22 SES 10 C, Policy, Management and Governance in Higher Education
Academic identity and its recent transformations in the context of neoliberal globalisation is the focus of considerable current debate in the higher education sector. Harris (2006) highlighted the issue in her 2006 paper “rethinking academic identities in neo-liberal times” discussing key areas of tension including the balance between research and teaching; the possible impacts on short and longer term outcomes and the potentially different perspectives and priorities of newer and older academic institutions.
One key challenge that has emerged for academics is achieving balance between research, teaching and other service related work. Jauhianen, Jauhianen and Laiho (2009) highlight this difficulty noting that “the esteem of the academic community … is still firmly based on research, but everyday life is more and more dominated by teaching, planning administration and administrative developments”. With the increasing focus on accountability, the task of workload management is, for many academics, exacerbated by the management focus on the more quantifiable elements of workload. Arguably, this has further shifted the emphasis of academic work toward the more easily measurable and manageable teaching activities, while retaining an expectation of high research performance.
The greater management focus seen in the higher education sector also opens it to risks of unintended consequences. The literature around the impact of the recent RAE (Research Assessment Exercise) provides one example, with findings indicating a greater emphasis on shorter term, less creative or risk-averse research. For example, the trend towards crude performance indicators privileging the gross number of publications as the measure of research achievement has resulted in pressure for more papers with less emphasis on quality and even for less collaborative activities (Elton, 2000). As Elton concludes:
Could we finish with a system that is unchanged in what ought to be changed and changed in what ought to be unchanged? (Elton, 2000, p279)
Is there a misalignment between the emerging assumption that academic work is adequately described by simplistic workload models[C1] ? Will such an approach deliver the desired quality research and teaching outcomes? And are these tensions similar across all disciplines or, as suggested by Harris (2006) more common for educational researchers who are perhaps more marginalized or isolated than other social scientists.

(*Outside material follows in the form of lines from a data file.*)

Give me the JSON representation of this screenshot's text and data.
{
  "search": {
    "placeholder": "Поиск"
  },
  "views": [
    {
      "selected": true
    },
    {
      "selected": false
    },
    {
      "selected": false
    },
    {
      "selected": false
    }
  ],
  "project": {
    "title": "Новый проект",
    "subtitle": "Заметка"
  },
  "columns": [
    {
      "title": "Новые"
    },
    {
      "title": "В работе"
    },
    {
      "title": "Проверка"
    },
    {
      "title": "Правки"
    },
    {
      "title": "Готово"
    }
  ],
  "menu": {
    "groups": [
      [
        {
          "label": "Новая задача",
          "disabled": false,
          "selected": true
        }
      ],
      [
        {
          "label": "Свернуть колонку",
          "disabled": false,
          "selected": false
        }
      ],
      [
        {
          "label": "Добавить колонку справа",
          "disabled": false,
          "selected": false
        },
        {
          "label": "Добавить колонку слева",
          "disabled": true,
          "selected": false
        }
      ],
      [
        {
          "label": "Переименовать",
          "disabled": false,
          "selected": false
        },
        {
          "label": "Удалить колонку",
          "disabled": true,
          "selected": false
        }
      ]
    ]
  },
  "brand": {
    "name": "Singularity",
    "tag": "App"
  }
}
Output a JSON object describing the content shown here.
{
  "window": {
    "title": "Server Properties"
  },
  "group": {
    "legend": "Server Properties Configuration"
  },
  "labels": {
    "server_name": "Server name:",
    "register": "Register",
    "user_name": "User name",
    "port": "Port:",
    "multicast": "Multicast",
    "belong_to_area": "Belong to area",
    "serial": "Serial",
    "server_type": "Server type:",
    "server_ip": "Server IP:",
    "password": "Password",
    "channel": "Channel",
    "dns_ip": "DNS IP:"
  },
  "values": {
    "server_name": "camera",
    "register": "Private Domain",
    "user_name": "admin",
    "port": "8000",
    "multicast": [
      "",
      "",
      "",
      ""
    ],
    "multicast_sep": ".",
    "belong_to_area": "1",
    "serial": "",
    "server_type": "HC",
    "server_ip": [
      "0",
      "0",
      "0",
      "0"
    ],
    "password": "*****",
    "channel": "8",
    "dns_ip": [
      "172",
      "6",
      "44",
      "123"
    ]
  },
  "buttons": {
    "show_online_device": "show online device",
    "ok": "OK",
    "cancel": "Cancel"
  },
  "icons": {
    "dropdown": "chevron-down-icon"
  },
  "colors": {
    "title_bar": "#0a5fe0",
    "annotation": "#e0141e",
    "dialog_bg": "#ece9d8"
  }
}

In exploring academics’ views on their identity, is there a case for re-claiming the quiet time that has in the past been an element of academic work that could be perceived as essential for quality outcomes?
This paper argues against the implicit view that generic time/study or workload models can effectively measure academic activity and the associated impacts on academic work and productivity. Where an aspect of activity is subject to measurement there is a risk that the unmeasurable is left out of consideration. With workload models this often means limited consideration given to research and creativity with limited recognition also of the growing administrative responsibilities academics face. Drawing on qualitative data from a survey of Australian academics we explore the themes that give definition to an emerging dissatisfaction with current approaches to managing academics and academic workload.
Elton, L. (2000). The UK Research Assessment Exercise: unintended consequences. Higher Education Quarterly, 54 (3), 274-283. Harris, S. (2005). Rethinking academic identities in neo-liberal times. Teaching in Higher Education, 10(4), 421-433. Jauhiainen, A., Jauhiainen, A. & Laiho, A. ( 2009). The dilemmas of the ‘efficiency university’ policy and the everyday life of university teachers. Teaching in Higher Education, 14(4), 417-428.